WebRTC vs. MoQ: A Deep Dive into Media Transport Protocols by Use Case

This post marks my first editorial contribution here, following the discussions sparked by Fippo’s article, "Is everyone switching to MoQ from WebRTC?". My initial responses grew too extensive, prompting this deeper exploration. While Fippo’s data suggests Media over QUIC (MoQ) isn’t yet widespread, and won't instantly dominate, its inherent technical advantages as a new Internet protocol (HTTP/3, QUIC, WebTransport) hint at significant future potential. The core question remains: will MoQ eventually replace WebRTC?

I find the framing of that question problematic. Internet media transmission encompasses diverse use cases. MoQ is often presented as a universal solution, but its true applicability warrants scrutiny, particularly in identifying where it’s most likely to emerge first.

This article will not delve into the deep technical specifics of MoQ. For background and the latest developments, I recommend two talks from last month’s RTC.on: Will Law’s "A QUIC Update on MoQ and WebTransport" and Ali Begen’s "Streaming Bad: Breaking Latency with MoQ". The latter also features demos you can try at https://moqtail.dev/demo/.

Special thanks to Renan Dincer and Sergio Garcia Murillo for their valuable feedback and review of this post.

Contents

• MoQ Replacement Plausibility by Use Case
• Video Calling
  • 1:1 (human:human)
  • Voice AI (1:1 but one party is AI)
  • Do real-time LLM makers care about better media?
  • Media for Humans vs. LLMs
  • Encoding tokens
• Meetings
  • Do we need better video quality?
• Video Streaming
  • Traditional video streaming
• In-between Use Cases
• Live Streaming
  • WebRTC vs. LL-HLS
  • How is MoQ different?
• Webinars / Townhalls
• Conclusions

MoQ Replacement Plausibility by Use Case

Media over the Internet has evolved from two distinct domains: video calling and video streaming. Video calling has largely standardized on WebRTC. Video streaming, on the other hand, involves various technologies, with HLS predominating for viewer transmissions today. While alternatives exist for both (e.g., SIP for video calling, DASH/RTSP for streaming), I will focus primarily on WebRTC and HLS, as they are the main protocols MoQ aims to potentially replace.

MoQ targets use cases and protocols

The overlap between these domains is particularly intriguing, but I will first cover the major video calling and video streaming use cases. For each, I'll also offer my prediction for WebRTC vs. MoQ by 2030.

Video Calling

1:1 (human:human)

One-to-one calls are extremely common. In his post, Fippo makes a strong case that "probably 40-50% of the time WebRTC is talking to a server." Our numerous black-box evaluations reveal that no major service utilizes "full mesh," meaning 50 to 60% of all calls are 1:1.
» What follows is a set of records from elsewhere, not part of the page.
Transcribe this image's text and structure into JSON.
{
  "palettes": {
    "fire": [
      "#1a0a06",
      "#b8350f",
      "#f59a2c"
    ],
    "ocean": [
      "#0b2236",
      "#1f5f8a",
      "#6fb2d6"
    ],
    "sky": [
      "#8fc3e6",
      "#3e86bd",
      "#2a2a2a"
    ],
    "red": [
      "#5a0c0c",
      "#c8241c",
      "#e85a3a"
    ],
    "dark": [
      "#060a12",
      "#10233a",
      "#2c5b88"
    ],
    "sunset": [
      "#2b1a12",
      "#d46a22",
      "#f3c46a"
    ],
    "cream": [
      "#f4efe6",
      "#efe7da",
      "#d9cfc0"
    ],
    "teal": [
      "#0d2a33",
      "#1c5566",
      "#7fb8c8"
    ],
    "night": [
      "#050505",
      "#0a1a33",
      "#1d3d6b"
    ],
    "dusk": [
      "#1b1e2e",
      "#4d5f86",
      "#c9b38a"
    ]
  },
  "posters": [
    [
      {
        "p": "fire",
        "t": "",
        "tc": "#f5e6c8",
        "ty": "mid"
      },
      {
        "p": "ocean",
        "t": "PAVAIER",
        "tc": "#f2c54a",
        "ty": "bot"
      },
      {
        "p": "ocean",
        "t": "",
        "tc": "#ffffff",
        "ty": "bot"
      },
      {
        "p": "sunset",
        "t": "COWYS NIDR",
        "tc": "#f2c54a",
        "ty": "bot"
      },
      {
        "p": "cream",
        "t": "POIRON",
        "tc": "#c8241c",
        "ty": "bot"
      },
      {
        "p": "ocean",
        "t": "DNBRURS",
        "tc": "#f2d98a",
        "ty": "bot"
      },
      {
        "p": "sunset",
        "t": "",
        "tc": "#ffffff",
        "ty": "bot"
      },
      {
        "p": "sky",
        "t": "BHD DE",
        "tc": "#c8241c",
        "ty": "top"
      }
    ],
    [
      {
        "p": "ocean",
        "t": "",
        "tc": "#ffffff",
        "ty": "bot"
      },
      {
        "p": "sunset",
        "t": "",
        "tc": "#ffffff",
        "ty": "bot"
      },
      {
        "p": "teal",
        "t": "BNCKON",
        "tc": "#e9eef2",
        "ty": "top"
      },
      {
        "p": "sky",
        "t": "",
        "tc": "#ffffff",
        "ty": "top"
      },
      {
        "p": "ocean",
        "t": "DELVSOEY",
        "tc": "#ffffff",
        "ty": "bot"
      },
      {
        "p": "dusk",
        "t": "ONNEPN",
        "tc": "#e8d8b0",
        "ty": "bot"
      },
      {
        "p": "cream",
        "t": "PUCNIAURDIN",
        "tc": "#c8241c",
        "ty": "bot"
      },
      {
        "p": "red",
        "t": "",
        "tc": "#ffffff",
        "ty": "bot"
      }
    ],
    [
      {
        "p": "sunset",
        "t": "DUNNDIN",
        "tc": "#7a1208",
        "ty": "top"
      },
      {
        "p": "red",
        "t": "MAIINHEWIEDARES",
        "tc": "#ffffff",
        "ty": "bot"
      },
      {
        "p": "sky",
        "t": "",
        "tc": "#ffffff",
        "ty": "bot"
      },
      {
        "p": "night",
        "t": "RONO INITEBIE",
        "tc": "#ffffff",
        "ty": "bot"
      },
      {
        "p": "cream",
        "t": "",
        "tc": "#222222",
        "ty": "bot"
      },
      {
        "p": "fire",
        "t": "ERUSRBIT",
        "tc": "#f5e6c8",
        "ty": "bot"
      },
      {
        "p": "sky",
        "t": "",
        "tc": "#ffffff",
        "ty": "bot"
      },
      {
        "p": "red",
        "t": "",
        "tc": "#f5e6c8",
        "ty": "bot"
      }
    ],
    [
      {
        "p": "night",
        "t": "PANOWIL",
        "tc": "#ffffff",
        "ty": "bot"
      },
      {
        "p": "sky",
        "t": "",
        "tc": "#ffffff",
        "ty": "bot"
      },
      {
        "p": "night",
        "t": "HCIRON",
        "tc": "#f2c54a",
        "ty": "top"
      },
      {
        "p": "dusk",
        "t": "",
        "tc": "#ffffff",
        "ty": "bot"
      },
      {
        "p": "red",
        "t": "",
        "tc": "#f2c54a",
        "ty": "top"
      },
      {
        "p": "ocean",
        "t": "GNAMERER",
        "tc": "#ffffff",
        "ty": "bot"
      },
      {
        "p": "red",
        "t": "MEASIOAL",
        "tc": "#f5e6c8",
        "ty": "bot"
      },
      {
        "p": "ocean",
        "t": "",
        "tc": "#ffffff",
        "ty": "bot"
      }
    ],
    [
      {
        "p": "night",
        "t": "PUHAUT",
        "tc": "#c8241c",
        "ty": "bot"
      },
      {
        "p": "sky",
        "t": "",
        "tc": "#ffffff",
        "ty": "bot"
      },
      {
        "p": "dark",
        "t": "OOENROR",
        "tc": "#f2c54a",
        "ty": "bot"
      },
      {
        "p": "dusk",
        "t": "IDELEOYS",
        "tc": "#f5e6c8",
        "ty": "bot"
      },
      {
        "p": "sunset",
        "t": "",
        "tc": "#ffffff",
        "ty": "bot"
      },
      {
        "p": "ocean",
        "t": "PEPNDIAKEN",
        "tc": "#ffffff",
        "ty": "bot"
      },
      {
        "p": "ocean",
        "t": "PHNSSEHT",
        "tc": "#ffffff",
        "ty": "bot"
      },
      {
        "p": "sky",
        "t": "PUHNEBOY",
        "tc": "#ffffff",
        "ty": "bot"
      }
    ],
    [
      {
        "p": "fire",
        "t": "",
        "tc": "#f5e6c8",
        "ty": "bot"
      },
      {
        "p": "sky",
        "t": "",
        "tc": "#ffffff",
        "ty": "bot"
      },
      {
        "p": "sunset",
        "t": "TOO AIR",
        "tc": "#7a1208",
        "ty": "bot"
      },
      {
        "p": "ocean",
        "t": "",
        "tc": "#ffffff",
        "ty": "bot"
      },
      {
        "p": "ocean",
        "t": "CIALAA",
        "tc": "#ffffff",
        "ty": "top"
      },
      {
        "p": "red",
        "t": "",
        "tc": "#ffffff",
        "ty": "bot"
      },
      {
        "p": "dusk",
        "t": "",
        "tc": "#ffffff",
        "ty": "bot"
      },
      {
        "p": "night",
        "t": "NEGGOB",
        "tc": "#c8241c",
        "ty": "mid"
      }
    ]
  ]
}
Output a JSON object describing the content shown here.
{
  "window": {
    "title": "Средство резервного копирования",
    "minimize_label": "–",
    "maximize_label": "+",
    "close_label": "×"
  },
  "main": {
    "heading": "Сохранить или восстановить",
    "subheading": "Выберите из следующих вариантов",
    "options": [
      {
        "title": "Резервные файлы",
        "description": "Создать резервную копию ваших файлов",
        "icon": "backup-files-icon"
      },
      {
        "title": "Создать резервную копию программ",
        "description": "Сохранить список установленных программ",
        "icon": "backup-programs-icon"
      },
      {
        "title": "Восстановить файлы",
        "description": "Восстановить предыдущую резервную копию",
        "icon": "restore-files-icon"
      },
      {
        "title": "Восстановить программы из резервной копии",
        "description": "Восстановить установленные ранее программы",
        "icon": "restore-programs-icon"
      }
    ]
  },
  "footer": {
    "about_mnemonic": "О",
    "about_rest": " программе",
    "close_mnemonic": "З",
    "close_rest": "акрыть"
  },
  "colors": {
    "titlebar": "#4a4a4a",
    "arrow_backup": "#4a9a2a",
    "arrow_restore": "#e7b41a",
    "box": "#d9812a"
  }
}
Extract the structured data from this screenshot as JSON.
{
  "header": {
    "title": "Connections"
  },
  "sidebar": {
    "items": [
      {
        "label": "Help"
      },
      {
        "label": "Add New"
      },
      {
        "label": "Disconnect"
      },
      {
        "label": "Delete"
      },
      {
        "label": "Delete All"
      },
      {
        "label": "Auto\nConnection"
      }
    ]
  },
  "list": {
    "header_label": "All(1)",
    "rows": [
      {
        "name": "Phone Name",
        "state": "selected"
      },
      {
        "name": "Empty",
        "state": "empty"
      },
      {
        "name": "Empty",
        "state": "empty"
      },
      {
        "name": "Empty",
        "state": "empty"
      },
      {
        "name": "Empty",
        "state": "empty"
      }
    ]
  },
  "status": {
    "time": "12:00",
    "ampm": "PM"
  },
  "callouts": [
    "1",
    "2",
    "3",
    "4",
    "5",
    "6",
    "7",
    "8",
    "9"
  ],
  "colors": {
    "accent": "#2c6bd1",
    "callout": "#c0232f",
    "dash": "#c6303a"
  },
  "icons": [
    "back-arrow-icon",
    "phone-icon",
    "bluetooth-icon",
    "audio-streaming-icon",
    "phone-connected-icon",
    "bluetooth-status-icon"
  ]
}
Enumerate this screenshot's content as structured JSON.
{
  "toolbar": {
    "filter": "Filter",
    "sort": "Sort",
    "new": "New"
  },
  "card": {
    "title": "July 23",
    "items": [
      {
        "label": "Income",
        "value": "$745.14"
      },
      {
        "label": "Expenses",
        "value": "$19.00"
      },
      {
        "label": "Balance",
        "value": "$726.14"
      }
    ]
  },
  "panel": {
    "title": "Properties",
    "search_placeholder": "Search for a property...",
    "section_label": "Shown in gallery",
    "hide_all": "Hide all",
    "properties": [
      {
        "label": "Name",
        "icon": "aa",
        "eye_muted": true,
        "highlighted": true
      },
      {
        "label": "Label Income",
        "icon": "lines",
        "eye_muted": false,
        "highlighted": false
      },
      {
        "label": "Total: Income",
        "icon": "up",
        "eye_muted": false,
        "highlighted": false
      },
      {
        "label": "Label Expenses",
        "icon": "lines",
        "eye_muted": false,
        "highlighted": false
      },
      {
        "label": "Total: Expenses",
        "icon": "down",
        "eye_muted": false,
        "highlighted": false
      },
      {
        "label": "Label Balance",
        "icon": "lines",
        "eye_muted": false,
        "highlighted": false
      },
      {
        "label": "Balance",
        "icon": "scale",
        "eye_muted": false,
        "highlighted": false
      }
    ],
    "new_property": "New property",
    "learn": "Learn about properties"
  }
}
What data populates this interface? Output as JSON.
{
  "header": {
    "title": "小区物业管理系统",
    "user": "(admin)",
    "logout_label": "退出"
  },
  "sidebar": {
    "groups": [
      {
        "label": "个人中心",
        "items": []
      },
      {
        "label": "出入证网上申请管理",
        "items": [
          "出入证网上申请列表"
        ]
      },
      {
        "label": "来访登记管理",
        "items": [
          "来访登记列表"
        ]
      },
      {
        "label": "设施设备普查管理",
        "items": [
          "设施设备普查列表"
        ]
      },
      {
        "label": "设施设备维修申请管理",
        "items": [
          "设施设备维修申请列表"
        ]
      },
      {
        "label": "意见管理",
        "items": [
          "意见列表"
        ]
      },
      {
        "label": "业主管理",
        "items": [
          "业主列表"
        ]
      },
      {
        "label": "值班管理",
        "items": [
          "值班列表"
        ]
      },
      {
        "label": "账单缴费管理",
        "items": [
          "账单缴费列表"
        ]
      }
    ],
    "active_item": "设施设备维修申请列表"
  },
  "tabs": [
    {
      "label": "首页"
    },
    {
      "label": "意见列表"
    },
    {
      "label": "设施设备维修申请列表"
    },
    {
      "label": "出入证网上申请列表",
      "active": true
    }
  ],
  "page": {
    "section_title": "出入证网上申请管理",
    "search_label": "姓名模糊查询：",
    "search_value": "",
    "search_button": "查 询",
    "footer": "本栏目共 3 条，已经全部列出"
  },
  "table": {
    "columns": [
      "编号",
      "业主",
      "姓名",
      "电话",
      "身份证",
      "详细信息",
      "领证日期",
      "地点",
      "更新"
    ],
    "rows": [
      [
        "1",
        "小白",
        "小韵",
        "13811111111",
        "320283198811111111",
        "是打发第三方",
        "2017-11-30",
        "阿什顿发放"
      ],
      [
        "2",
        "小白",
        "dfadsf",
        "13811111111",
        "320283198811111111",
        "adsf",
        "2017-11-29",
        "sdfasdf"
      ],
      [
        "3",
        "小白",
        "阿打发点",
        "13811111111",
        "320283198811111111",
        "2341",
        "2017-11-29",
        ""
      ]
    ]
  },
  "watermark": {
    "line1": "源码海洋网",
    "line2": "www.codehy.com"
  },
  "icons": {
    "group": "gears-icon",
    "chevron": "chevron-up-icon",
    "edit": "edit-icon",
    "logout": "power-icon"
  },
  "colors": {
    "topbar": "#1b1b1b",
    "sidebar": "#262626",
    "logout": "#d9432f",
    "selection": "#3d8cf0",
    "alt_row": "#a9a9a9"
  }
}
When there's no need for recording or server-side analysis, 1:1 calls are typically implemented as pure peer-to-peer (P2P). This lightweight architecture only requires a signaling server to connect the two clients (and possibly a TURN server for unusual network scenarios). WebRTC was designed as a P2P protocol at its core, and 1:1 implementations are optimized to avoid server usage, which adds costs and privacy concerns.

MoQ is a client-server protocol, making it unlikely to be ideal here unless MoQ vendors can convincingly argue that interposing more infrastructure between two users is beneficial. I've worked on many projects that attempted to make this case, but I've never seen the actual results justify the additional cost.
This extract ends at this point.